The sketch of Dunmore Head on the Dingle Peninsula is one of my favorites. I had seen this view in travel guides (in sun, of course), and its sheer cliffs, crashing surf, grazing sheep along the trail, and circling gannets made hiking here a grand experience. A break in the soaking fog gave me just enough time to put pen to paper.
We also had a stunningly beautiful morning in which to explore tide pools at White Strand beach just west of Cahersiveen Town on the Ring of Kerry. We saw all of these creatures (and more) but I didn’t paint them until later that day, indoors, when it was raining.

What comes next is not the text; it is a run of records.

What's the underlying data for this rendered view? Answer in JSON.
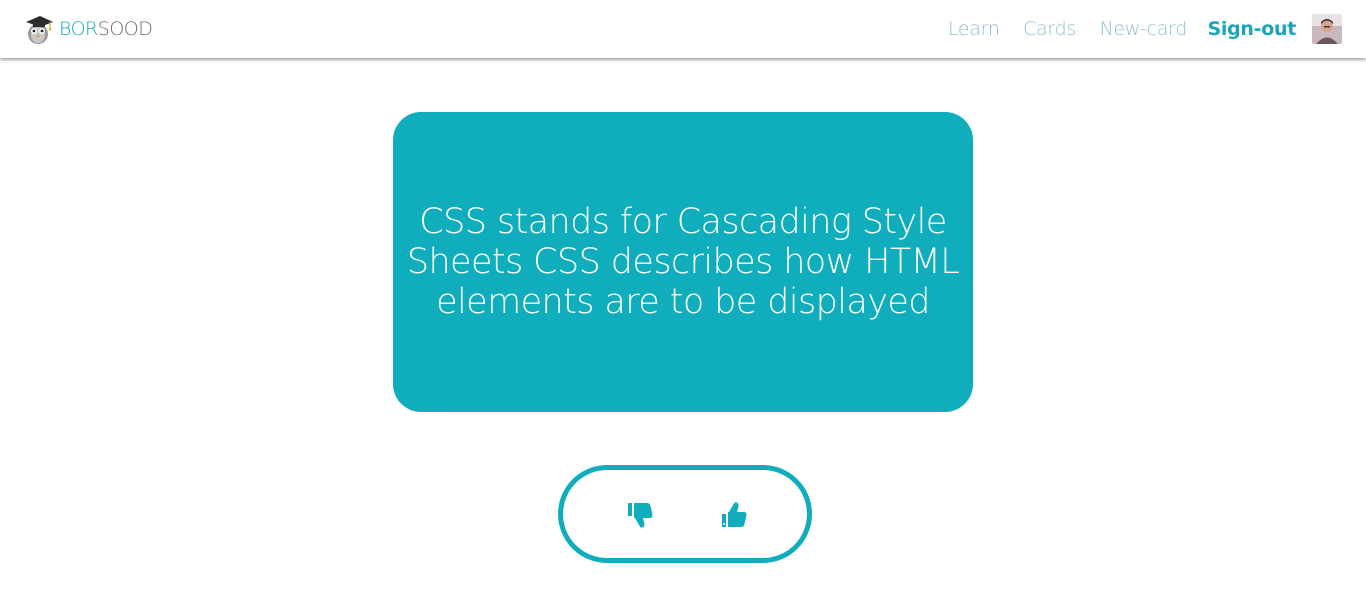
{
  "brand": {
    "part1": "BOR",
    "part2": "SOOD",
    "logo_icon": "graduation-owl-icon",
    "color_primary": "#1aa5b8",
    "color_secondary": "#6b6b6b"
  },
  "nav": {
    "items": [
      {
        "label": "Learn",
        "dot": "·"
      },
      {
        "label": "Cards",
        "dot": "·"
      },
      {
        "label": "New-card",
        "dot": "·"
      }
    ],
    "signout": "Sign-out",
    "avatar_icon": "user-avatar"
  },
  "card": {
    "text": "CSS stands for Cascading Style Sheets CSS describes how HTML elements are to be displayed",
    "color": "#10aebd"
  },
  "vote": {
    "down_icon": "thumbs-down-icon",
    "up_icon": "thumbs-up-icon",
    "color": "#10aebd"
  }
}
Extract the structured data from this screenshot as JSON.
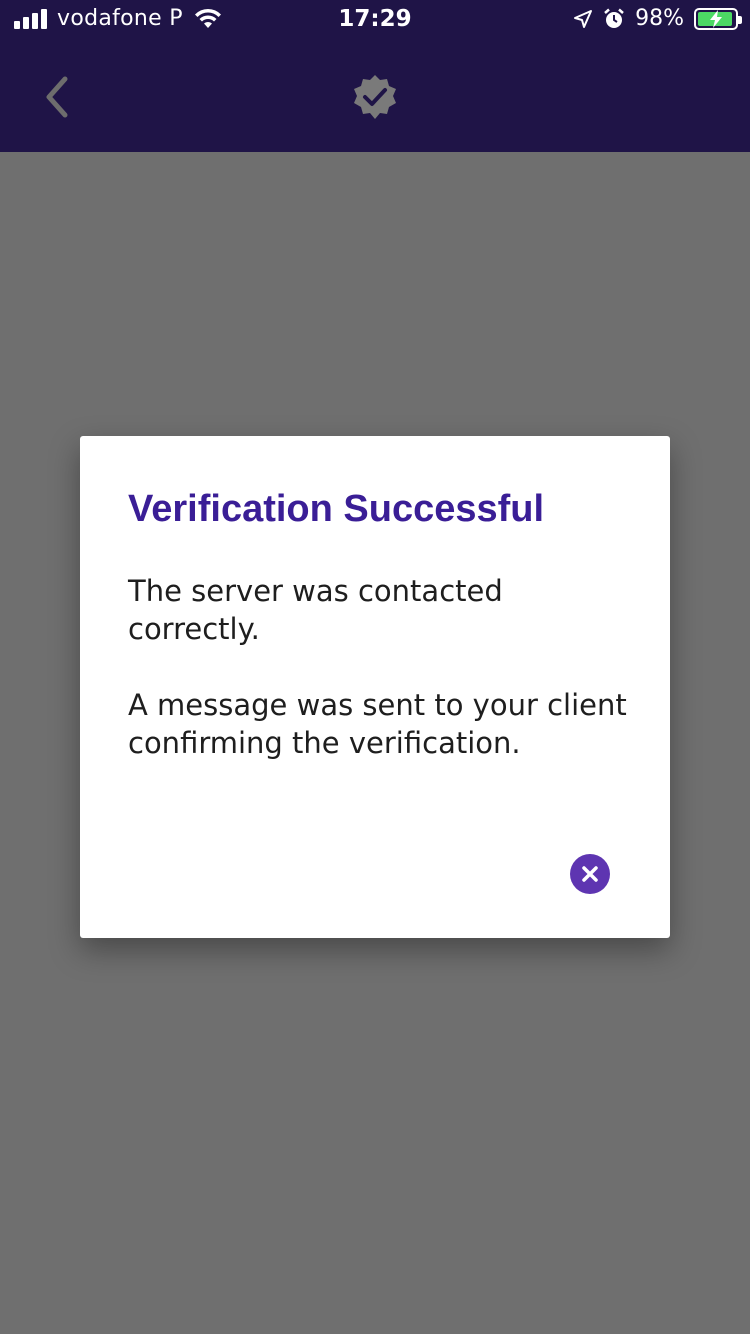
{
  "status_bar": {
    "carrier": "vodafone P",
    "time": "17:29",
    "battery_percent": "98%",
    "icons": [
      "signal-icon",
      "wifi-icon",
      "location-arrow-icon",
      "alarm-icon",
      "battery-charging-icon"
    ]
  },
  "app_bar": {
    "back_icon": "chevron-left-icon",
    "title_icon": "verified-badge-icon"
  },
  "dialog": {
    "title": "Verification Successful",
    "message_1": "The server was contacted correctly.",
    "message_2": "A message was sent to your client confirming the verification.",
    "close_icon": "close-circle-icon"
  },
  "colors": {
    "app_bar": "#1f1447",
    "overlay": "#6f6f6f",
    "title": "#3a1e96",
    "accent": "#5e35b1",
    "battery_fill": "#4cd964"
  }
}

Tips and Techniques– If you are planning to sketch while traveling, jump in when something strikes you. Don’t wait for a better view or clearer skies. Don’t second guess whether the subject is worth it. Everything you put in your journal, no matter how small or seemingly mundane, adds something to the whole. I had a few moments of hesitation and regret the lost opportunities. Conversely, I’m glad I included small wildflowers and cups of tea and coffee, as these details would soon be lost if not recorded.
Two weeks ago, I flew to Ireland for the first time. I didn’t anticipate how profound it would feel to see the country my great grandmother left behind at age 16 for the promise of a better life in America. But as dawn broke from the airplane window and a patchwork of pastures spread out below, I saw connections stretching across miles and generations. The Irish lace that threaded through my childhood began here. It carried through my grandmother and great aunts; it spun stories, laid down values, forged friendships, and connected a large extended family.

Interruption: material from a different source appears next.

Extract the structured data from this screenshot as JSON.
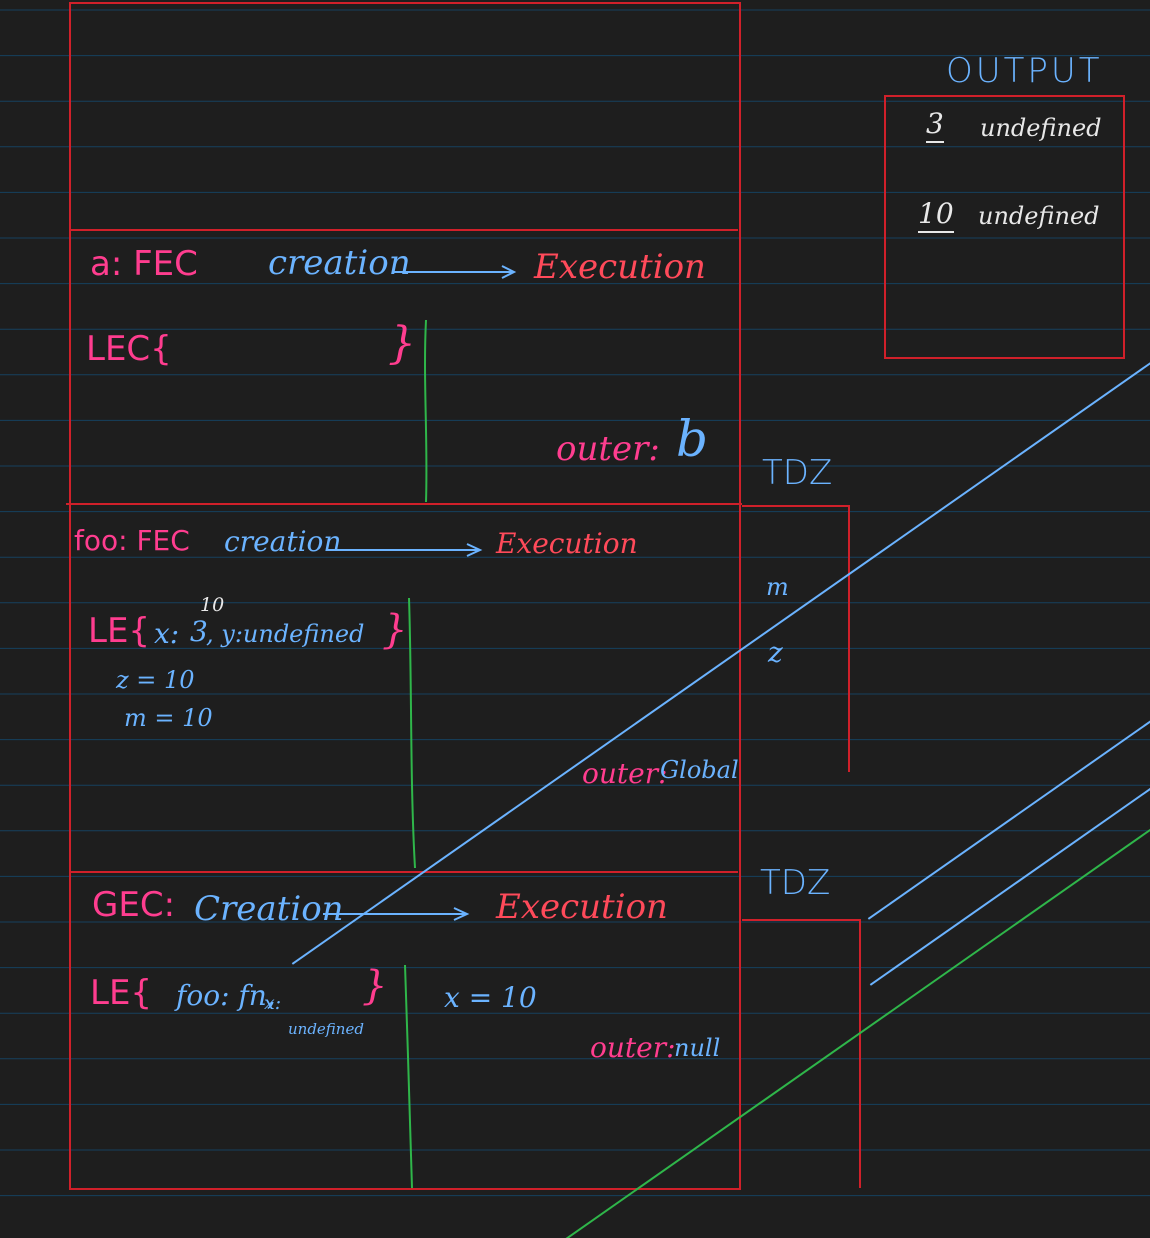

Though I was traveling to Ireland for a conference and a week’s vacation, it felt like going home to a place I’d never been. My husband, son, and I spent our days exploring beaches and ruins, cities and towns, parks and cemeteries. It was an incredible journey. What follows is a first installment of sketches; I’ll post more in the coming days. Hope you enjoy the trip!
Tips and Techniques- The first rule of travel sketching is that there are no rules. Other than being committed to recording parts of your journey, you’re going to need to allow yourself maximum flexibility and a lot of room for sloppy, fast, imperfect sketches. I often drew on location and painted later. There was simply so much going on, so much to see, and so much time moving from place to place that there was rarely enough time for the kind of detailed and careful work that I prefer. I used both a graphic calligraphy pen and a size 03 Micron (both larger than I typically use) to try to restrict my tendency to fuss.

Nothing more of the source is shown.